ALSO ON SLAM!
Monday, January 10, 2000
Scare of their lives
Young Barron Smith felt sick to his stomach.
His dad lay in the hospital bed, his upper body immobilized by an imposing steel brace.
He turned to mom Sheri with tears in his eyes.
"Mom, I never want to play hockey again," said the eight-year-old. "I'm done."
Hockey was what had put his dad in that hospital bed.
It was what kept mom up all night in tears, fearing for her husband's health.
It was what made 10-year-old daughter Alex jump out her seat at the Saddledome the night before, frantically jumping over people to get down to the ice where her dad lay motionless.

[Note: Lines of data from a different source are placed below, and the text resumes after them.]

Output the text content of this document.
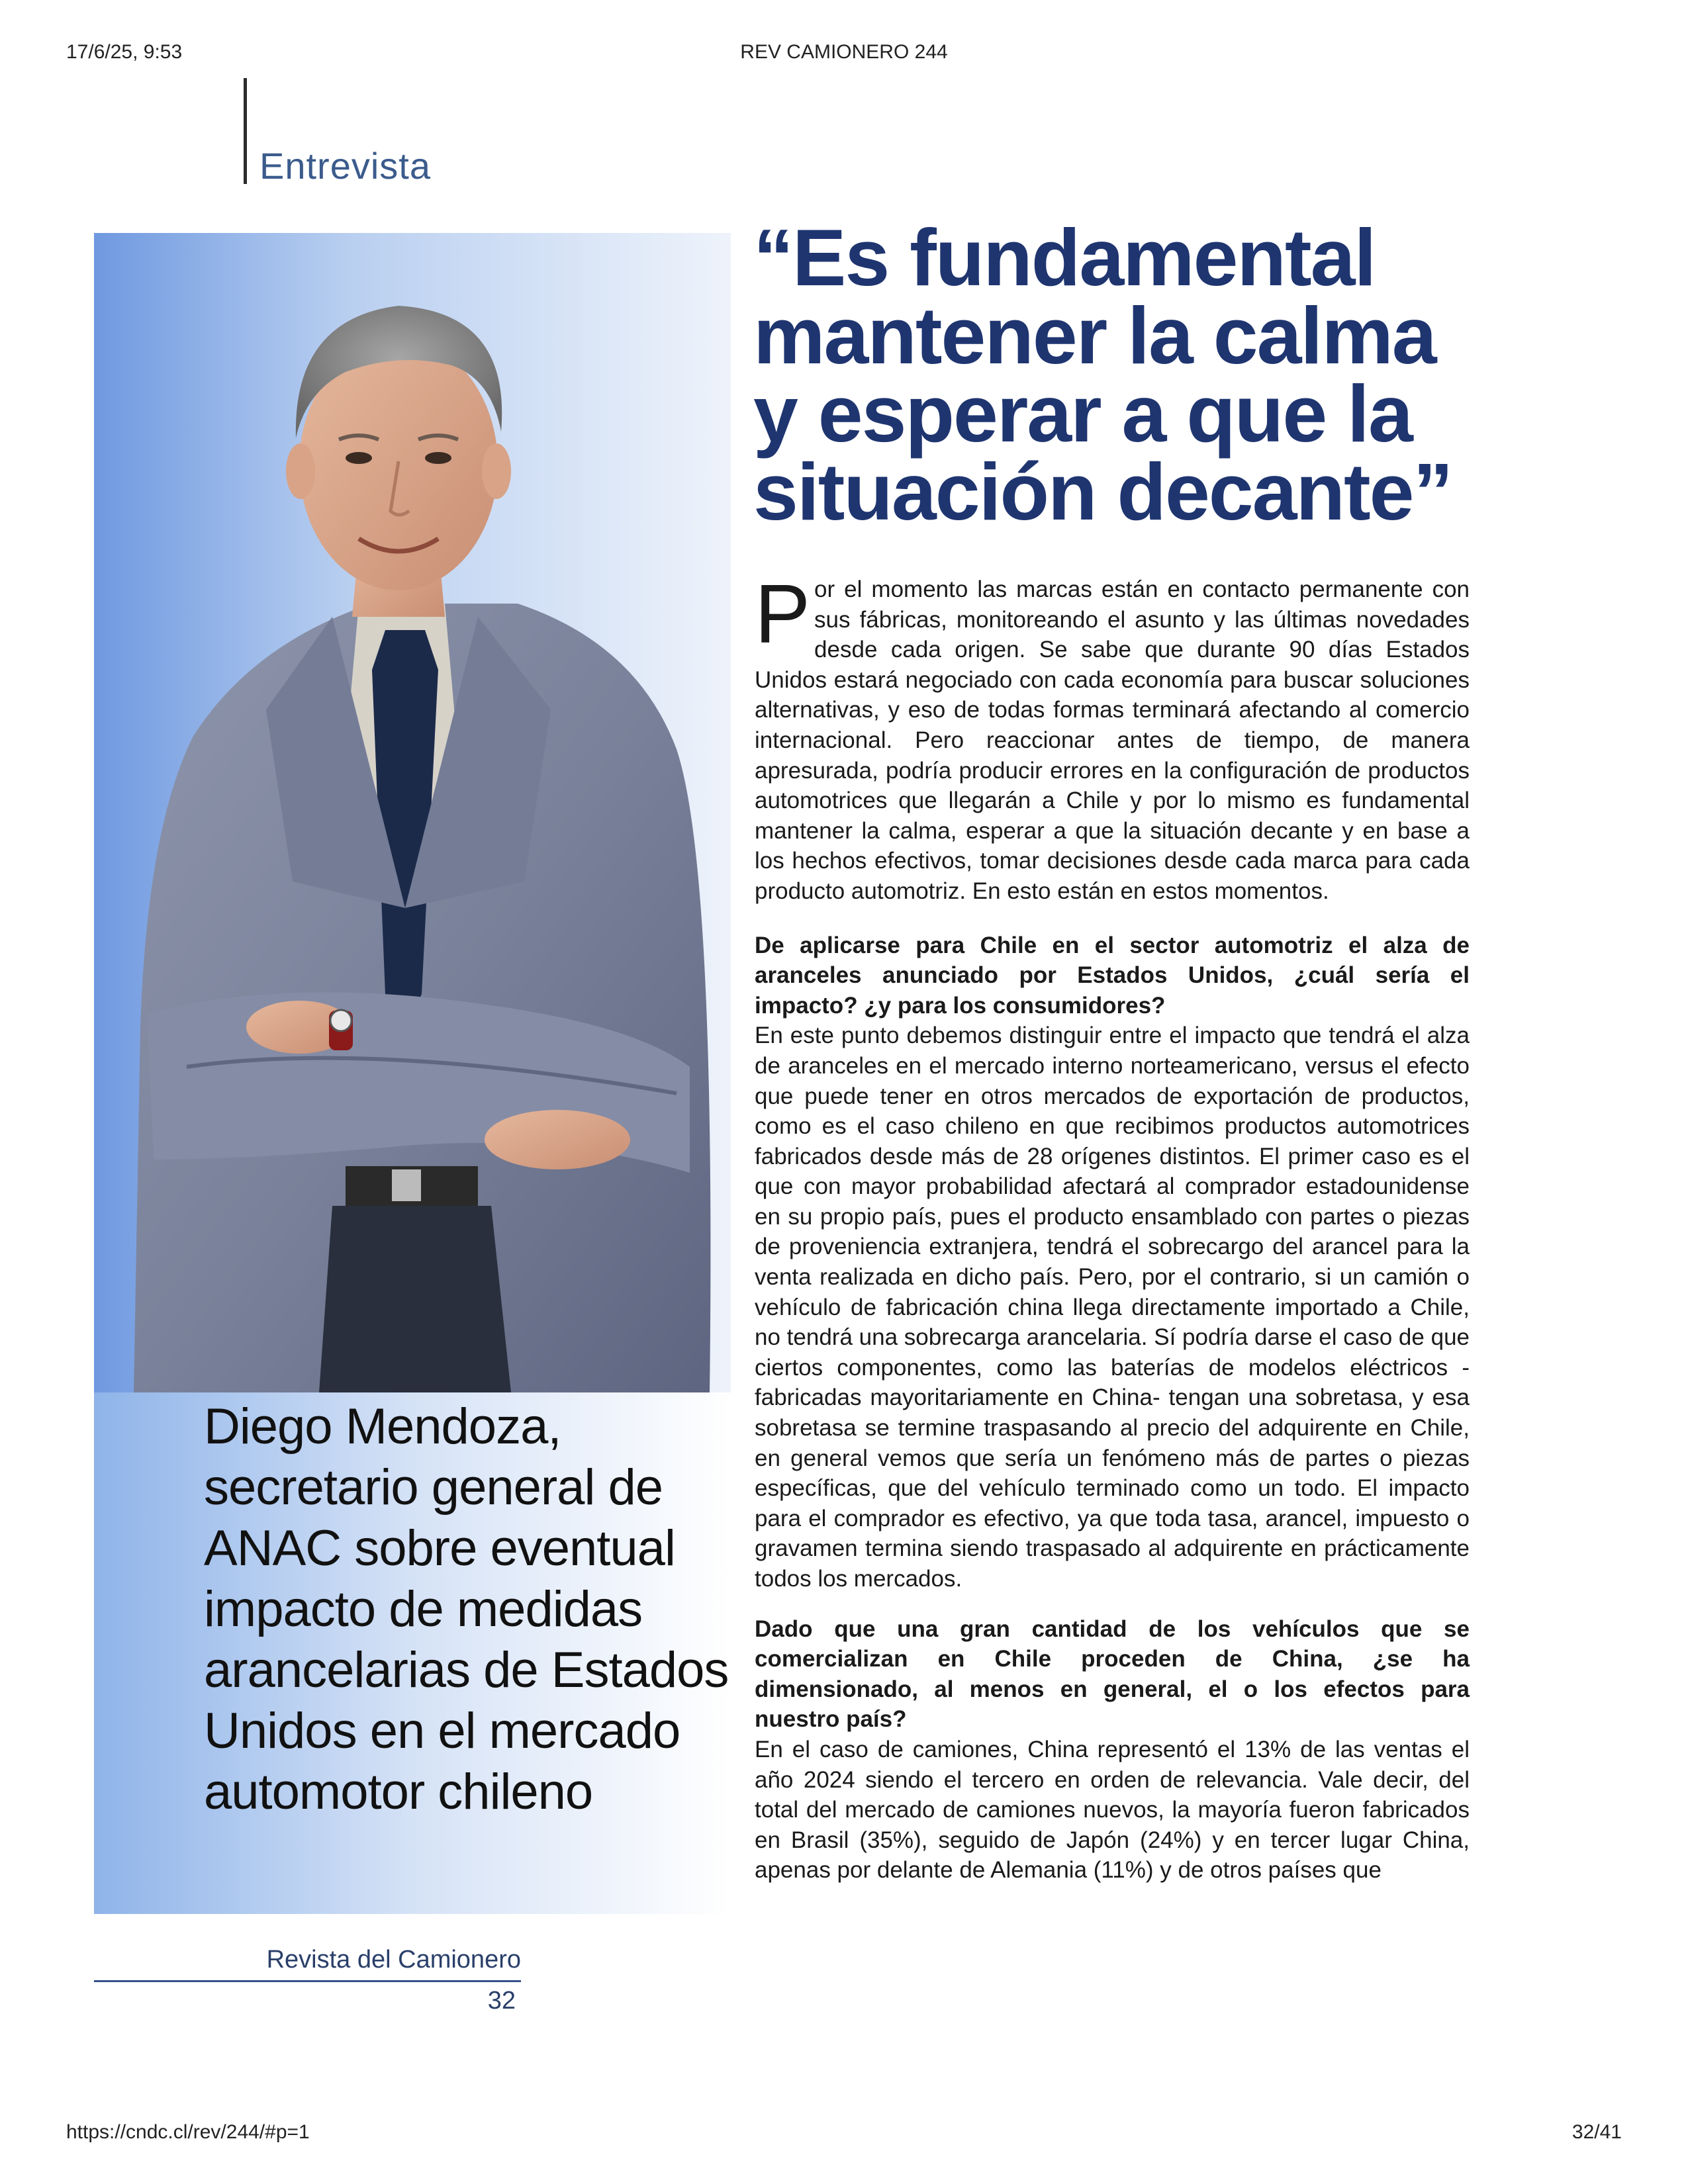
17/6/25, 9:53	REV CAMIONERO 244
Entrevista
Diego Mendoza, secretario general de ANAC sobre eventual impacto de medidas arancelarias de Estados Unidos en el mercado automotor chileno
Revista del Camionero
32
“Es fundamental mantener la calma y esperar a que la situación decante”

Por el momento las marcas están en contacto permanente con sus fábricas, monitoreando el asunto y las últimas novedades desde cada origen. Se sabe que durante 90 días Estados Unidos estará negociado con cada economía para buscar soluciones alternativas, y eso de todas formas terminará afectando al comercio internacional. Pero reaccionar antes de tiempo, de manera apresurada, podría producir errores en la configuración de productos automotrices que llegarán a Chile y por lo mismo es fundamental mantener la calma, esperar a que la situación decante y en base a los hechos efectivos, tomar decisiones desde cada marca para cada producto automotriz. En esto están en estos momentos.

De aplicarse para Chile en el sector automotriz el alza de aranceles anunciado por Estados Unidos, ¿cuál sería el impacto? ¿y para los consumidores?

En este punto debemos distinguir entre el impacto que tendrá el alza de aranceles en el mercado interno norteamericano, versus el efecto que puede tener en otros mercados de exportación de productos, como es el caso chileno en que recibimos productos automotrices fabricados desde más de 28 orígenes distintos. El primer caso es el que con mayor probabilidad afectará al comprador estadounidense en su propio país, pues el producto ensamblado con partes o piezas de proveniencia extranjera, tendrá el sobrecargo del arancel para la venta realizada en dicho país. Pero, por el contrario, si un camión o vehículo de fabricación china llega directamente importado a Chile, no tendrá una sobrecarga arancelaria. Sí podría darse el caso de que ciertos componentes, como las baterías de modelos eléctricos -fabricadas mayoritariamente en China- tengan una sobretasa, y esa sobretasa se termine traspasando al precio del adquirente en Chile, en general vemos que sería un fenómeno más de partes o piezas específicas, que del vehículo terminado como un todo. El impacto para el comprador es efectivo, ya que toda tasa, arancel, impuesto o gravamen termina siendo traspasado al adquirente en prácticamente todos los mercados.

Dado que una gran cantidad de los vehículos que se comercializan en Chile proceden de China, ¿se ha dimensionado, al menos en general, el o los efectos para nuestro país?

En el caso de camiones, China representó el 13% de las ventas el año 2024 siendo el tercero en orden de relevancia. Vale decir, del total del mercado de camiones nuevos, la mayoría fueron fabricados en Brasil (35%), seguido de Japón (24%) y en tercer lugar China, apenas por delante de Alemania (11%) y de otros países que

https://cndc.cl/rev/244/#p=1	32/41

Hockey gave Alex the nightmares that came whenever she tried to close her eyes.
Yesterday, those fears were eased somewhat when Smitty was able to move his arms and legs, and even walk shakily into the shower.
But he remained in Foothills Hospital last night because, with any injury to the spinal cord, there are precautions that have to be taken. What's at risk is paralysis.
Smith will undergo more tests today but despite his reacquiring feeling in his legs and arms, doctors want to ensure there is nothing wrong.
But the experience has been a nightmare for the Smith family, wife Sheri and kids Alexandria, Barron, Nicole, 5, and Tanner, 3.
The family visited last night, toting along a burger, fries and shake from Dad's favourite fast food joint -- Peter's Drive-In.
But the sight of dad only partially immobilized eased the kids' fears.
"I was a mess when it happened," said Sheri, who was at the game with daughter Alex.
"Alex was going crazy -- I said to Steve that was the hardest thing. What do you tell your kids?
"I helped him get up and get a shower. He never slept at all through the night.
"When I went in at 11 p.m., they had him sitting up a little bit on the bed. His forehead was taped to the bed -- people running around everywhere looking at him -- it was scary.
"It was like seeing one of those trauma emergency room shows on television -- except we were in it."
Smith was hurt when teammate Bobby Dollas accidentally collided with him, jamming his head back and hyper-extending the neck.
Trainer Terry Kane was on the ice quickly, already suspecting the injury.
"As soon as I saw it, I jumped because I knew almost intuitively what it was -- I don't even know if the whistle had gone," said Kane, who immediately called for the team doctors.
The Flames medical staff, who practise such protocols, has to be given credit for the speed and skill of their response.
"He said he couldn't feel his arms or legs and we knew then exactly what we had to do," said Kane.
Spinal cord injuries can, of course, cause paralysis.
Those fears have been lessened, but the results of testing are still unknown, as is the extent of Smith's injury.
He's expected to be released today, pending those test results.
Whether Smith will play again this season, or if at all, is a decision that can only be made in time.
Coach Brian Sutter knows what Smith is going through.
When he played in St. Louis, he was hit in the back of the neck by a Guy Lapointe slapshot.
"I went down and couldn't feel my arms or legs -- I knew exactly what Steve was going through," said Sutter.
"I didn't know if I would ever walk again, but after about four hours, the feeling came back.
"But I remember the worst part was worrying about my wife Judy, who was eight months pregnant with Shaun. It was much worse for her, and my feelings went out to them when I saw Sheri and Alex watching Steve get taken off on the stretcher."
We'll know better today how Smitty will be -- early indications are he will be OK.
But that is little consolation to the Smith family. Few of us can imagine what it's like for a son or daughter to see their dad in that condition.
"I asked Barron what he wants to be now that he doesn't want to play hockey," said mom Sheri of her son's pledge to quit the sport he loves. "He wants to be an astronaut now. Can't he pick something safer?"
Perhaps his dad's return to health will inspire little Barron Smith to return to hockey.
But after what he's seen his Dad endure, who can blame him if he doesn't?
Even an eight-year-old can see no game is that important.